In the days that followed Lulu began living an outdoor life. He laid the bedroll out underneath a camphor tree, used the duffel bag as a pillow, and lay there reading his textbooks. If hungry, he would take the money his mother left him and go to the snack shop nearby to have something to eat. Always on the alert, as soon as he heard the thud of well-regulated footsteps he would drop his book and sit up, opening his dark eyes wide. When a line of black-garbed prisoners trotted past, hoes on their shoulders, a head would turn to look at him and Lulu s rapturous gaze would meet his mothers eyes.
It's been said that my grandfather Sun Youyuan was a man in a rage, but you need to bear in mind that it was my father who said that. Sun Kwangtsai was a father skilled in evading responsibility and fond of imposing crude discipline, and when a patchwork of welts began to appear on my skin and he was panting from the effort of laying into me, he would invoke the memory of my grandfather, saying, “If it were my dad, he would have beaten the life out of you ages ago.”

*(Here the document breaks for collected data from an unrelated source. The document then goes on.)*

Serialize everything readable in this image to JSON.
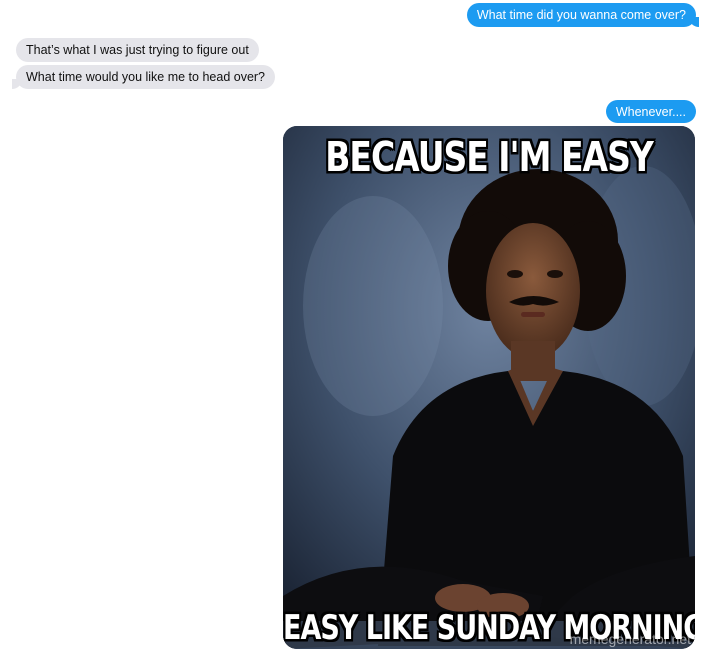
{
  "messages": {
    "sent_1": "What time did you wanna come over?",
    "received_1": "That’s what I was just trying to figure out",
    "received_2": "What time would you like me to head over?",
    "sent_2": "Whenever...."
  },
  "meme": {
    "top_text": "BECAUSE I'M EASY",
    "bottom_text": "EASY LIKE SUNDAY MORNING",
    "watermark": "memegenerator.net"
  },
  "colors": {
    "sent_bubble": "#1c9bf1",
    "received_bubble": "#e5e5ea"
  }
}
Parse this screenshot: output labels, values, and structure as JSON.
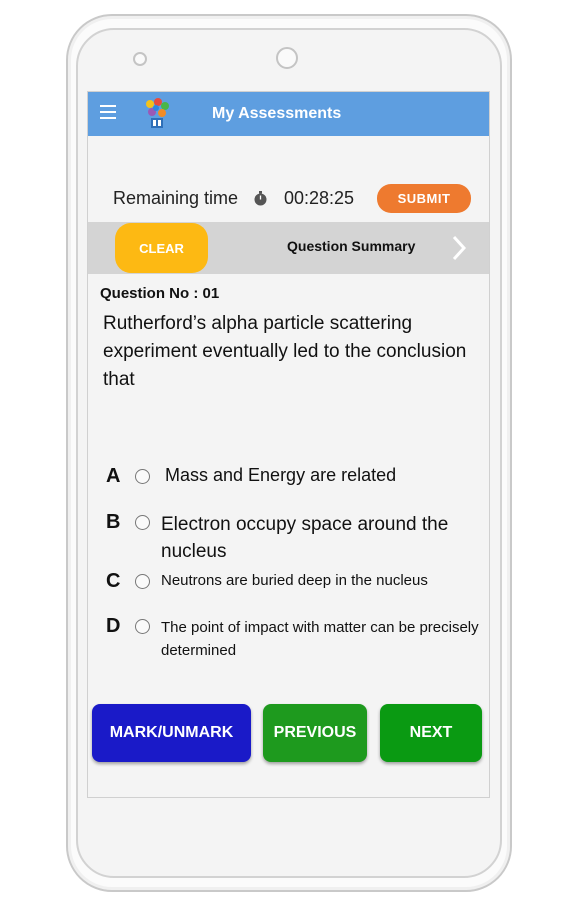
{
  "appbar": {
    "title": "My Assessments",
    "menu_icon": "hamburger-menu-icon",
    "logo_icon": "app-logo-icon"
  },
  "timer": {
    "label": "Remaining time",
    "icon": "stopwatch-icon",
    "value": "00:28:25"
  },
  "actions": {
    "submit_label": "SUBMIT",
    "clear_label": "CLEAR",
    "summary_label": "Question Summary"
  },
  "question": {
    "number_label": "Question No : 01",
    "text": "Rutherford’s alpha particle scattering experiment eventually led to the conclusion that",
    "options": [
      {
        "letter": "A",
        "text": "Mass and Energy are related"
      },
      {
        "letter": "B",
        "text": "Electron occupy space around the nucleus"
      },
      {
        "letter": "C",
        "text": "Neutrons are buried deep in the nucleus"
      },
      {
        "letter": "D",
        "text": "The point of impact with matter can be precisely determined"
      }
    ]
  },
  "nav": {
    "mark_label": "MARK/UNMARK",
    "previous_label": "PREVIOUS",
    "next_label": "NEXT"
  },
  "colors": {
    "appbar": "#5e9ee0",
    "submit": "#ee7a2f",
    "clear": "#fdb913",
    "mark": "#1a1ac8",
    "previous": "#1e9a1e",
    "next": "#0a9a12"
  }
}
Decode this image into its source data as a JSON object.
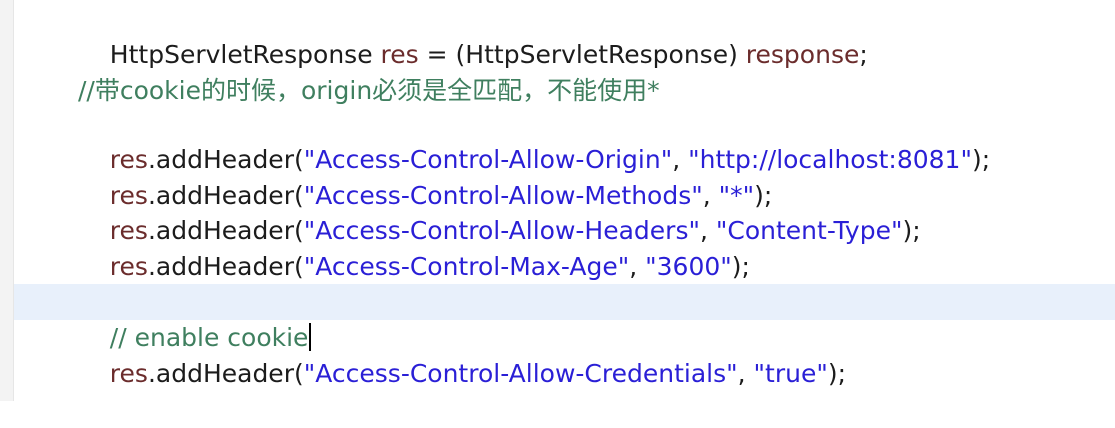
{
  "code": {
    "line1": {
      "type_a": "HttpServletResponse",
      "var_res": "res",
      "op": " = (",
      "type_b": "HttpServletResponse",
      "close": ") ",
      "var_response": "response",
      "end": ";"
    },
    "comment_cn": "//带cookie的时候，origin必须是全匹配，不能使用*",
    "origin": {
      "var": "res",
      "call": ".addHeader(",
      "key": "\"Access-Control-Allow-Origin\"",
      "sep": ", ",
      "value": "\"http://localhost:8081\"",
      "end": ");"
    },
    "methods": {
      "var": "res",
      "call": ".addHeader(",
      "key": "\"Access-Control-Allow-Methods\"",
      "sep": ", ",
      "value": "\"*\"",
      "end": ");"
    },
    "headers": {
      "var": "res",
      "call": ".addHeader(",
      "key": "\"Access-Control-Allow-Headers\"",
      "sep": ", ",
      "value": "\"Content-Type\"",
      "end": ");"
    },
    "maxage": {
      "var": "res",
      "call": ".addHeader(",
      "key": "\"Access-Control-Max-Age\"",
      "sep": ", ",
      "value": "\"3600\"",
      "end": ");"
    },
    "comment_en": "// enable cookie",
    "credentials": {
      "var": "res",
      "call": ".addHeader(",
      "key": "\"Access-Control-Allow-Credentials\"",
      "sep": ", ",
      "value": "\"true\"",
      "end": ");"
    }
  },
  "colors": {
    "string": "#2a1fd6",
    "variable": "#6b2c2c",
    "comment": "#3f7f5f",
    "current_line": "#e8f0fb"
  }
}
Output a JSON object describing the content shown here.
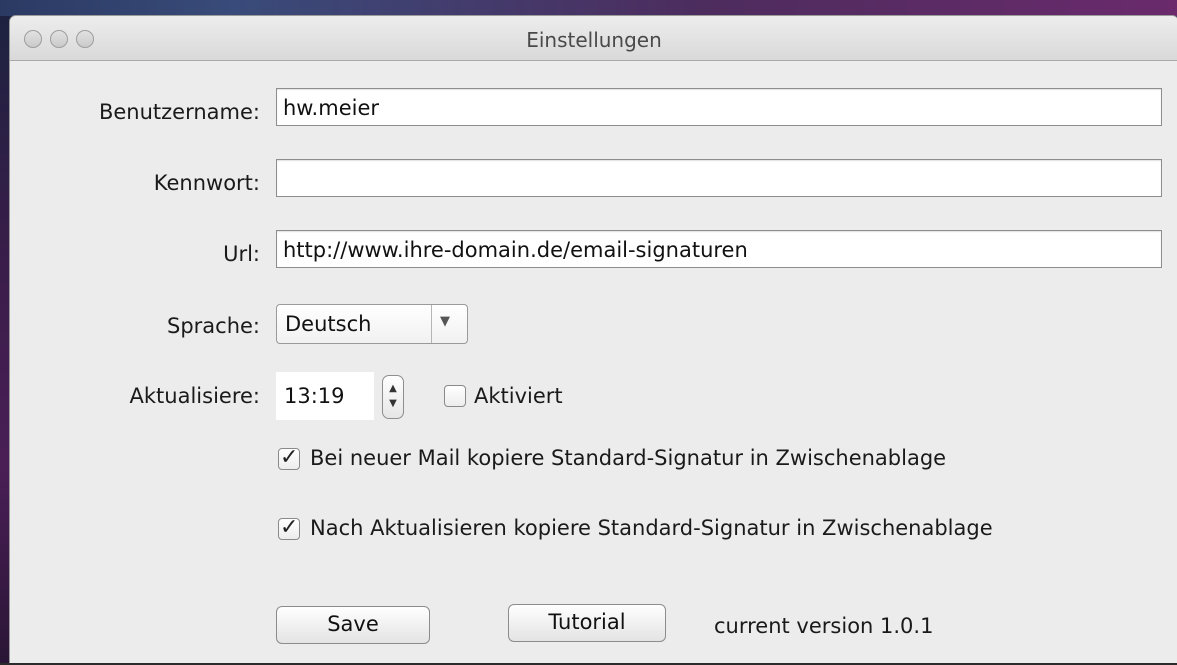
{
  "window": {
    "title": "Einstellungen"
  },
  "form": {
    "username": {
      "label": "Benutzername:",
      "value": "hw.meier"
    },
    "password": {
      "label": "Kennwort:",
      "value": ""
    },
    "url": {
      "label": "Url:",
      "value": "http://www.ihre-domain.de/email-signaturen"
    },
    "language": {
      "label": "Sprache:",
      "selected": "Deutsch"
    },
    "update": {
      "label": "Aktualisiere:",
      "time": "13:19",
      "enabled_label": "Aktiviert",
      "enabled": false
    },
    "copy_on_new_mail": {
      "label": "Bei neuer Mail kopiere Standard-Signatur in Zwischenablage",
      "checked": true
    },
    "copy_after_update": {
      "label": "Nach Aktualisieren kopiere Standard-Signatur in Zwischenablage",
      "checked": true
    }
  },
  "actions": {
    "save_label": "Save",
    "tutorial_label": "Tutorial",
    "version_text": "current version 1.0.1"
  },
  "icons": {
    "traffic_lights": [
      "close-icon",
      "minimize-icon",
      "zoom-icon"
    ],
    "popup_arrow": "chevron-down-icon",
    "stepper": "stepper-icon",
    "check": "checkmark-icon"
  }
}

My grandfather had passed away by then, and my father (like other people at the time) was in the habit of sticking tyrant or other such fearful epithets on the tombstones of the dead, while projecting himself as civilized and cultivated. My father's words must have had a certain effect, for when the pain wore off I could not help feeling some gratitude to him. What he said, after all, indicated that he did place some value on my life.
After I reached adulthood and began to create in my mind a more accurate image of my grandfather, I found it difficult to imagine him as a man in a rage. Perhaps my father was trying to console me by reminding me what hard lessons he had learned in his childhood, as though he were saying, “Compared with the beatings I used to receive when I was young, what you're getting doesn't count as much at all.” If I could have seen things in that light, then my self-esteem would have survived intact even if my body took a beating. But pain made me lose my wits, and apart from howling like a beast I could think of no other way to react.
In the old days it never ceased to surprise people that my grandfather showed such respect for the woman in his life, but this was his way of expressing — however unconsciously — his gratitude to destiny. My grandmother had been pampered and coddled as a child. At sixteen she was married off, riding a bridal sedan chair and wearing tiny embroidered shoes, but within two years she was forced to leave that grand mansion, slumped drowsily on the back of a pauper. My destitute grandfather led her to a Southgate overgrown with weeds. Her dazzling heritage so overshadowed Sun Youyuan as to make his own life seem dismal and gloomy by comparison.